One of the Legalist mottoes was: You win by doing things that your opponent would be ashamed to do. I used to quote that, and mention my candidates for Legalists in their particular fields, people who had won, for a time at least, by doing what their opponents were ashamed to do. In semi-popular music, it was Andrew Lloyd Webber; in recent Chinese painting, Fan Zeng, whose pictures featuring aggressive males striking poses and thrusting out their bearded chins made him popular among certain kinds of collectors. IMAGE OF FAN ZENG PAINTING (No, again I will save this for a future video-lecture--I don’t have a digitized image of one of his paintings handy.) And I used to cite the Han philosopher who was reputedly so un-generous that it was said of him: if he could save the whole world by giving up one hair of his head, he wouldn’t do it. He obviously represents the opposite extreme, within what might be called a system of proportional morality.

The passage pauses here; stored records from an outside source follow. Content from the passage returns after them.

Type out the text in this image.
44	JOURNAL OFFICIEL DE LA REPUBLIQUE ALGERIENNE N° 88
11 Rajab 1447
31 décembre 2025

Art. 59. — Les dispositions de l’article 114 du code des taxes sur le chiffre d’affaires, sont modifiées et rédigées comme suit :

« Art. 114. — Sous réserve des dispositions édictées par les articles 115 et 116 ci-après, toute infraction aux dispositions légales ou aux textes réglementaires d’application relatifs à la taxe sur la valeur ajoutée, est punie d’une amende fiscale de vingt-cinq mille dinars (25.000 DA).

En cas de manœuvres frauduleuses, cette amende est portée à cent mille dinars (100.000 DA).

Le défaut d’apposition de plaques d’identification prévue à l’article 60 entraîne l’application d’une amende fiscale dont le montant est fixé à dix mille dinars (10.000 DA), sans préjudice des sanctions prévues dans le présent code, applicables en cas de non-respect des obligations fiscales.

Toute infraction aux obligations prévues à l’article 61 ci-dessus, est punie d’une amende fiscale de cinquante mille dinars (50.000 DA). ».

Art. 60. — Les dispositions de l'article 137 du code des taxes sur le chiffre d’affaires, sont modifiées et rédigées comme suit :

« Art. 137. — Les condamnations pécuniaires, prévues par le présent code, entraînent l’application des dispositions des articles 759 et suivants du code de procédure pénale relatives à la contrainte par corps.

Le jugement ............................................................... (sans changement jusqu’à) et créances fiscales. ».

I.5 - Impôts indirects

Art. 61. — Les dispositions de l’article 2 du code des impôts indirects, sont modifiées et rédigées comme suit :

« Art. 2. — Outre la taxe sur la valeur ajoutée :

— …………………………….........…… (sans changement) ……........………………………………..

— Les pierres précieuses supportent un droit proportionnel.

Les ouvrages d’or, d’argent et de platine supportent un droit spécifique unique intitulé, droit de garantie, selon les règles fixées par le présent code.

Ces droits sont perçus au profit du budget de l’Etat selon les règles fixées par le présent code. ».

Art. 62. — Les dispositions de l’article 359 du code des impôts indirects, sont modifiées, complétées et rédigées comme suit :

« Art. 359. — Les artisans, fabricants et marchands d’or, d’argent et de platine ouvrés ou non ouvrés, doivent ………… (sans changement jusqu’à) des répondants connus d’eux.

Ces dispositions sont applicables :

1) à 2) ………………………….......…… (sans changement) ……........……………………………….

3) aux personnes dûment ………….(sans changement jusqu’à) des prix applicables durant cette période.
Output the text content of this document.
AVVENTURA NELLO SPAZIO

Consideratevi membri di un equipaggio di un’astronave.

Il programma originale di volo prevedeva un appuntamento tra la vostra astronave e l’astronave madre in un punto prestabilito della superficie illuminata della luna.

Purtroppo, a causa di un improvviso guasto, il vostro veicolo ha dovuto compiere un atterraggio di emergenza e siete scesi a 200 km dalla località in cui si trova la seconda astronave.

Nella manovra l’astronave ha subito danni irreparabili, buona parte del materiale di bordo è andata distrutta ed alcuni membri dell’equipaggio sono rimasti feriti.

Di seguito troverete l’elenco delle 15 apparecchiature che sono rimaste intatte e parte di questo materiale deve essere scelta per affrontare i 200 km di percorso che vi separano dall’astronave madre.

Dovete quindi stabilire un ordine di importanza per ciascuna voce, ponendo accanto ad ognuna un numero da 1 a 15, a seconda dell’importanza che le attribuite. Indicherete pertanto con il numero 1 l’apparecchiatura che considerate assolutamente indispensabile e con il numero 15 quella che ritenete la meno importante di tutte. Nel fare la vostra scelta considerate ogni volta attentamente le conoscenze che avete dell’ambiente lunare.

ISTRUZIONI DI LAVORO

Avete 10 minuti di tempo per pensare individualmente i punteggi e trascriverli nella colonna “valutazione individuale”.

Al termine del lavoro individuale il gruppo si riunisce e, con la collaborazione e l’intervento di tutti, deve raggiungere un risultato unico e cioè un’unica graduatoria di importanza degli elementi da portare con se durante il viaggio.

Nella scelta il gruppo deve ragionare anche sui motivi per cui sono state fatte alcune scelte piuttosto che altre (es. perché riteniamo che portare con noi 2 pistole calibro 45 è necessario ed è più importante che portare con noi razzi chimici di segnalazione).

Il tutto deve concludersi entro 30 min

So, with these as examples, I would argue for a certain principle for determining whether or not to do some generous act. I never advocated giving up a great deal of one’s time and possessions to save the less well-off, although in an abstract way I admired those who did that: an extreme example was Albert Schweitzer, who gave up his career as philosopher, musicologist, and organist to found a hospital in Africa and devoted his life to helping the people there. I admired that without wanting to follow his example; I made my charitable contributions without ever feeling the urge to give up everything for the less fortunate. My principle, which I have told over and over again to both my sets of children, always was this: (and then I repeated Cahill’s Rule.)
My firm belief in this principle, and my practice of automatically carrying it out when the occasion arises, has led me to take the time to respond as helpfully as I could to numerous notes from students of Chinese and Japanese art who wrote me about problems they were encountering in their research. I always shared all my research materials freely—that was a practice inspired also by the example and teaching of the Freer Gallery director Archibald Wenley (Fig. 3) who believed that the Freer and its curators were obligated to do that by the fact of the Freer being a public institution—he had been trained as a librarian, and brought the librarian’s principles to his job. I would come back from China with slides that I knew would be valuable for some colleague’s research, and make them freely available, or simply send them to her or him.

4. Applicable today: If Cahill’s Rule could be impressed on the one percent, the super-rich who have managed to secure for themselves a huge proportion of our country’s wealth, making the lives of the 99% a lot harder, they would voluntarily give up some part of their super-wealth to help out the less fortunate (who are not necessarily the less capable, or even the less smart.) I have told my boys, now young men, Julian and Benedict: that what we are seeing today is a breakdown or abrogation of the old social contract, by which those with more give up some of it to those with less. That has been an ideal, and in varying degrees and places a reality, for several centuries; but now it is being replaced by the principle that I think of (in a British phrase) as “I’ve got mine, now buzz off, chum!” If the 1% followed Cahill’s Rule, that is, they would join Warren Buffet and others in calling for their taxes to be raised so that they would be paying at least their “fair share,” with the loopholes and exemptions given them during the Bush Era dropped--they would accept this or even advance it, instead of spending huge sums to buy congressmen who will block any legislation in that direction.
So, there it is, Cahill’s Rule of Generosity, with four different introductions. And, to alter slightly what a character in Lewis Carroll says: What I introduce four times must be true.